Heading down a walk trail alongside the Harris River and surrounded by virgin Jarrah, Alissa and I were amazed by a sudden smell of smokey bacon. We could not work out where it was coming from, and wondered if some pig shooters were smoking their quarry nearby or if there was an amazing, delicious smelling plant that had the fragrance of bacon. We were too focused on getting to Yourdamung to stop and investigate, however it would have been interesting to know where the smell was coming from. 



Leaving the bacon smelling forest, Alissa and I arrived at the Harris River crossing. Broad but shallow flats, the crossing is a series of embankments and small bridges that allow walkers to reach the other side.





This was a highlight of the day, having a look that was not unlike some sections of the Overland Track (give or take a field of button-grass).



On the other side of the river, the Bibbulmun continues through more delightful virgin Jarrah forest.



It was delightful that is, until we reached the intersection of Mistley Rd. Mark had warned me that he had heard that Parks and Wildlife had undertaken some control burns in the vicinity of Yourdamung, but seeing it in person was no less depressing. 



I totally understand the reasoning behind controlled burns and accept that they are something of a necessary evil given how flammable and fire-promoting Jarrah forests can be, however it was nevertheless disheartening to find an area that is supposed to be a track highlight intentionally burnt and charred. I know these things are on a cycle, however it seems a bit cruel from a walker's enjoyment perspective that this area has been control burnt considering that every day of walking from Swamp Oak all the way to Harris Dam passes through an area that has been quite badly burnt in the last three years. I was expecting stunning and relatively pristine virgin Jarrah, and instead we were treated to a forest from a Tim Burton movie!



Trudging onwards to the hut at Yourdamung (reached via a 300 metre spur), we were further disappointed to see that the control burn extended all the way to the area immediately surrounding the hut. As an ironic touch, Yourdamung is one of the few huts in the northern half that does not have a fire ring. As per the guidebook: 'this is a "No Fires" site, due to the conservation value of the forest in the area - please use your fuel stove.'



I must have been in a bit of a grumpy mood as my immediate thought when seeing the green painted table was that it served to really highlight the contrast between the colour green and burnt forest. 
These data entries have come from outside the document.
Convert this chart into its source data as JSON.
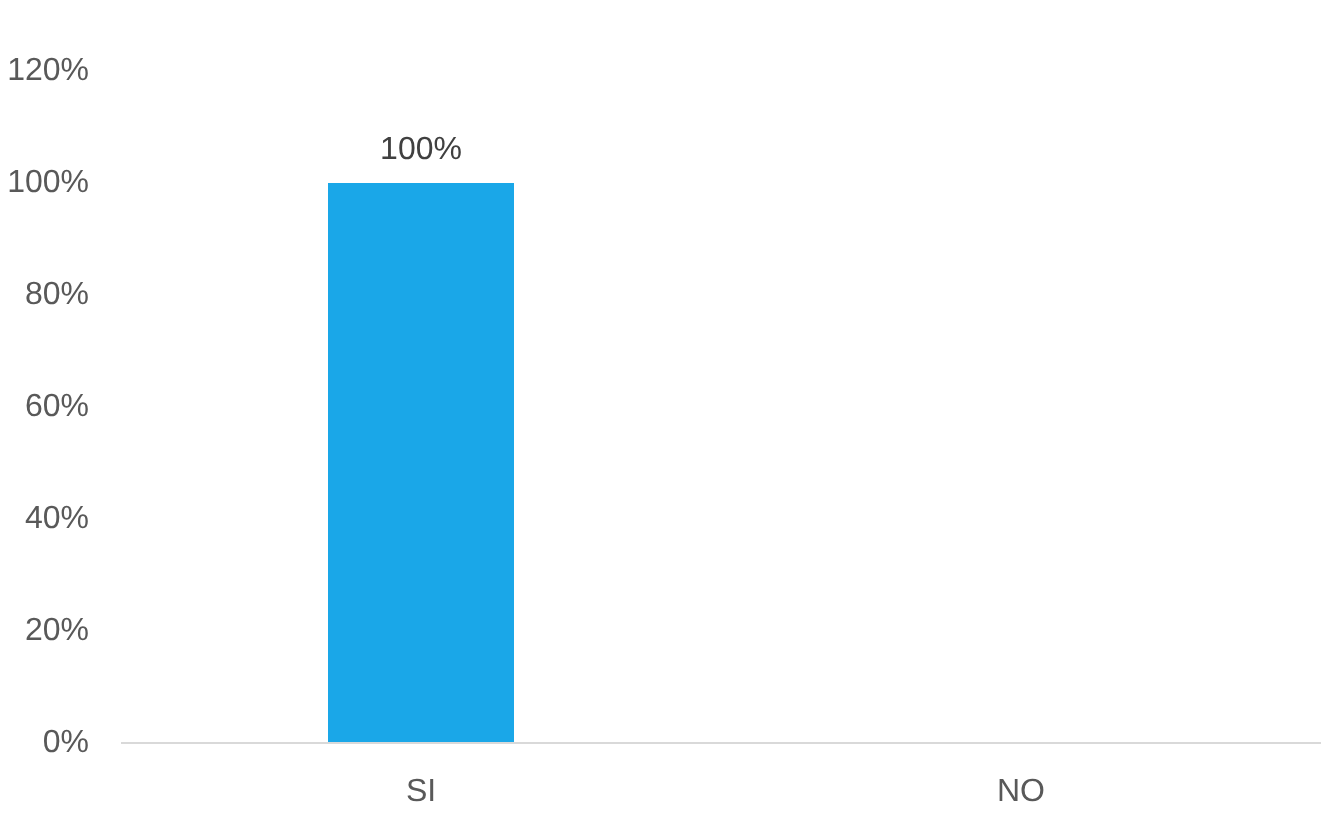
{
  "chart_data": {
    "type": "bar",
    "categories": [
      "SI",
      "NO"
    ],
    "values": [
      100,
      0
    ],
    "color": "#1aa7e8",
    "value_labels": [
      "100%",
      null
    ],
    "ylim": [
      0,
      120
    ],
    "yticks": [
      {
        "value": 0,
        "label": "0%"
      },
      {
        "value": 20,
        "label": "20%"
      },
      {
        "value": 40,
        "label": "40%"
      },
      {
        "value": 60,
        "label": "60%"
      },
      {
        "value": 80,
        "label": "80%"
      },
      {
        "value": 100,
        "label": "100%"
      },
      {
        "value": 120,
        "label": "120%"
      }
    ]
  }
}
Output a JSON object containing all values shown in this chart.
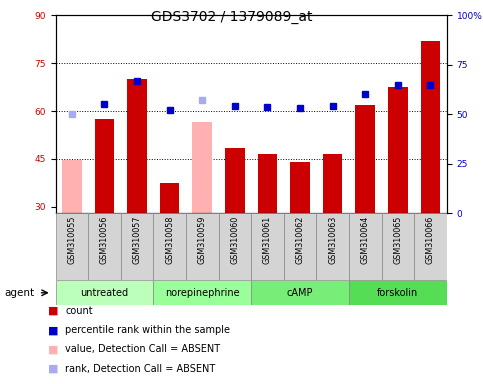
{
  "title": "GDS3702 / 1379089_at",
  "samples": [
    "GSM310055",
    "GSM310056",
    "GSM310057",
    "GSM310058",
    "GSM310059",
    "GSM310060",
    "GSM310061",
    "GSM310062",
    "GSM310063",
    "GSM310064",
    "GSM310065",
    "GSM310066"
  ],
  "bar_values": [
    44.5,
    57.5,
    70.0,
    37.5,
    56.5,
    48.5,
    46.5,
    44.0,
    46.5,
    62.0,
    67.5,
    82.0
  ],
  "bar_colors": [
    "#ffb0b0",
    "#cc0000",
    "#cc0000",
    "#cc0000",
    "#ffb0b0",
    "#cc0000",
    "#cc0000",
    "#cc0000",
    "#cc0000",
    "#cc0000",
    "#cc0000",
    "#cc0000"
  ],
  "dot_values_right": [
    50.0,
    55.0,
    67.0,
    52.0,
    57.0,
    54.0,
    53.5,
    53.0,
    54.0,
    60.0,
    65.0,
    65.0
  ],
  "dot_colors": [
    "#aaaaee",
    "#0000cc",
    "#0000cc",
    "#0000cc",
    "#aaaaee",
    "#0000cc",
    "#0000cc",
    "#0000cc",
    "#0000cc",
    "#0000cc",
    "#0000cc",
    "#0000cc"
  ],
  "ylim_left": [
    28,
    90
  ],
  "ylim_right": [
    0,
    100
  ],
  "yticks_left": [
    30,
    45,
    60,
    75,
    90
  ],
  "yticks_right": [
    0,
    25,
    50,
    75,
    100
  ],
  "ytick_labels_right": [
    "0",
    "25",
    "50",
    "75",
    "100%"
  ],
  "hlines": [
    45,
    60,
    75
  ],
  "group_labels": [
    "untreated",
    "norepinephrine",
    "cAMP",
    "forskolin"
  ],
  "group_ranges": [
    [
      0,
      3
    ],
    [
      3,
      6
    ],
    [
      6,
      9
    ],
    [
      9,
      12
    ]
  ],
  "group_colors": [
    "#bbffbb",
    "#99ff99",
    "#77ee77",
    "#55dd55"
  ],
  "bar_width": 0.6,
  "title_fontsize": 10,
  "tick_fontsize": 6.5,
  "legend_items": [
    {
      "color": "#cc0000",
      "label": "count"
    },
    {
      "color": "#0000cc",
      "label": "percentile rank within the sample"
    },
    {
      "color": "#ffb0b0",
      "label": "value, Detection Call = ABSENT"
    },
    {
      "color": "#aaaaee",
      "label": "rank, Detection Call = ABSENT"
    }
  ]
}
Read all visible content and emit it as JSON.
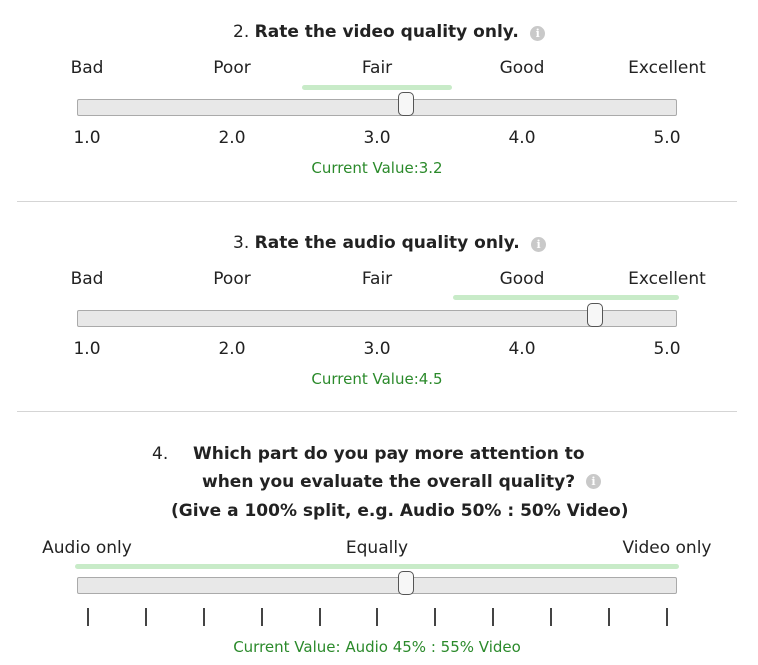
{
  "q2": {
    "number": "2.",
    "title": "Rate the video quality only.",
    "labels": [
      "Bad",
      "Poor",
      "Fair",
      "Good",
      "Excellent"
    ],
    "ticks": [
      "1.0",
      "2.0",
      "3.0",
      "4.0",
      "5.0"
    ],
    "current_label": "Current Value:",
    "current_value": "3.2",
    "value": 3.2,
    "min": 1,
    "max": 5
  },
  "q3": {
    "number": "3.",
    "title": "Rate the audio quality only.",
    "labels": [
      "Bad",
      "Poor",
      "Fair",
      "Good",
      "Excellent"
    ],
    "ticks": [
      "1.0",
      "2.0",
      "3.0",
      "4.0",
      "5.0"
    ],
    "current_label": "Current Value:",
    "current_value": "4.5",
    "value": 4.5,
    "min": 1,
    "max": 5
  },
  "q4": {
    "number": "4.",
    "title_line1": "Which part do you pay more attention to",
    "title_line2": "when you evaluate the overall quality?",
    "title_line3": "(Give a 100% split, e.g. Audio 50% : 50% Video)",
    "labels": [
      "Audio only",
      "Equally",
      "Video only"
    ],
    "current_text": "Current Value: Audio 45% : 55% Video",
    "audio_percent": 45,
    "video_percent": 55
  },
  "colors": {
    "highlight": "#c8ebc8",
    "current_value_text": "#2b8a2b"
  },
  "icons": {
    "info": "info-icon"
  }
}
Harvey-Quindanning to Yourdamung was a bit of a mixed bag. The initial wildflower-filled stretch leading to the conveyor belt was quite lovely, as were the sections along both the Opossum and Harris Rivers. I was also particularly impressed by the beauty of the virgin Jarrah forest in the sections that were not burnt. Unfortunately, this stretch of the track is very badly scarred by the aftermath of both the Lower Hotham Fire and controlled burns, and it made for far less engaging walking than it would be otherwise. Given that Possum Springs appears to have been burnt down twice and the overall drying trend will likely mean even more fires in the future, I'm a bit pessimistic about this section ever being in pristine condition. Nevertheless, Alissa and I were happy to have completed this section; with this day done we now only had four more days to go before completing our section End to End!